I'm curious what the goal of communicating with this journalist was. News organizations get paid by the pageview, so they have an incentive to sell a story, not spread the truth. And journalists also are famous for misrepresenting the people and topics they cover. (Typically when I read something in the press that discusses a topic I know about, they almost always get it a little wrong and often get it a lot wrong. I'm not the only one; this has gotten discussed on Hacker News. In fact, I think it might be interesting to start a "meta-journalism" organization that would find big stories in the media, talk to the people who were interviewed, and get direct quotes from them on if/how they were misrepresented.) If media exposure is a goal, you don't work with random journalists who come to you telling you that they want to include you in stories. You hire a publicist or PR firm that does the reverse and takes your story to journalists and makes sure they present it accurately.

Comment author: Punoxysm 13 December 2014 12:42:22AM *  7 points [-]

So would you suggest we only read PR-firm-generated articles to get the "real story"?

More direct answer: Not talking to journalists allows them to represent you however they want, along with the "refused to comment". Talking at least gets your own words in.

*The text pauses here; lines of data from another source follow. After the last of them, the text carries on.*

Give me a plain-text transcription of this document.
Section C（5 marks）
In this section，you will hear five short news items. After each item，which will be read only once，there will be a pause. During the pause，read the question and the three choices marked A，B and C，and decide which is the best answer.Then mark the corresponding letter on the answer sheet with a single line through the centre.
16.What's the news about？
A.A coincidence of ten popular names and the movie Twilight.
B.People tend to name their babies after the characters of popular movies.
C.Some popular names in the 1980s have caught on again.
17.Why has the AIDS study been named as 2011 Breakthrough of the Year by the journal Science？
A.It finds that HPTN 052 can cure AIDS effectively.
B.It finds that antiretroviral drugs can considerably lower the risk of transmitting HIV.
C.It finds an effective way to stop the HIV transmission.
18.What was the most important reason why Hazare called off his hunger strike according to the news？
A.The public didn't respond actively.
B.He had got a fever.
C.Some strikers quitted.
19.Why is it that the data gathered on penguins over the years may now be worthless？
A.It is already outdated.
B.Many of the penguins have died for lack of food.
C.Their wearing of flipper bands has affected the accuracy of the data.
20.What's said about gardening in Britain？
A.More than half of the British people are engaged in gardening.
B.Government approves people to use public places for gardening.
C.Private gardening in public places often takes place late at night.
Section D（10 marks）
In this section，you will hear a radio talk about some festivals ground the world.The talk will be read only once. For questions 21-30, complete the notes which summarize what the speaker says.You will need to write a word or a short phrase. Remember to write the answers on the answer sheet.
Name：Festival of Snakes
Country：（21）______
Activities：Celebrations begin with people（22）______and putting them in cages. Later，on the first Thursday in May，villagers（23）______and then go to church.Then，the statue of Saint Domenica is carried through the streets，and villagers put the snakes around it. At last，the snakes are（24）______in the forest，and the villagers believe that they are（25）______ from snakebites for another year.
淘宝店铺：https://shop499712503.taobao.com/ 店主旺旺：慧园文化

I also don't see anything clearly unethical in this article's journalism.

Comment author: ChristianKl 13 December 2014 07:43:32PM *  5 points [-]

Not talking to journalists allows them to represent you however they want, along with the "refused to comment".

In a case like LW there's also enough material online that a journalist can simply quote you if he wants to do so.

The worst mainstream media article in which I'm quoted didn't have the journalist who wrote the article speaking to me.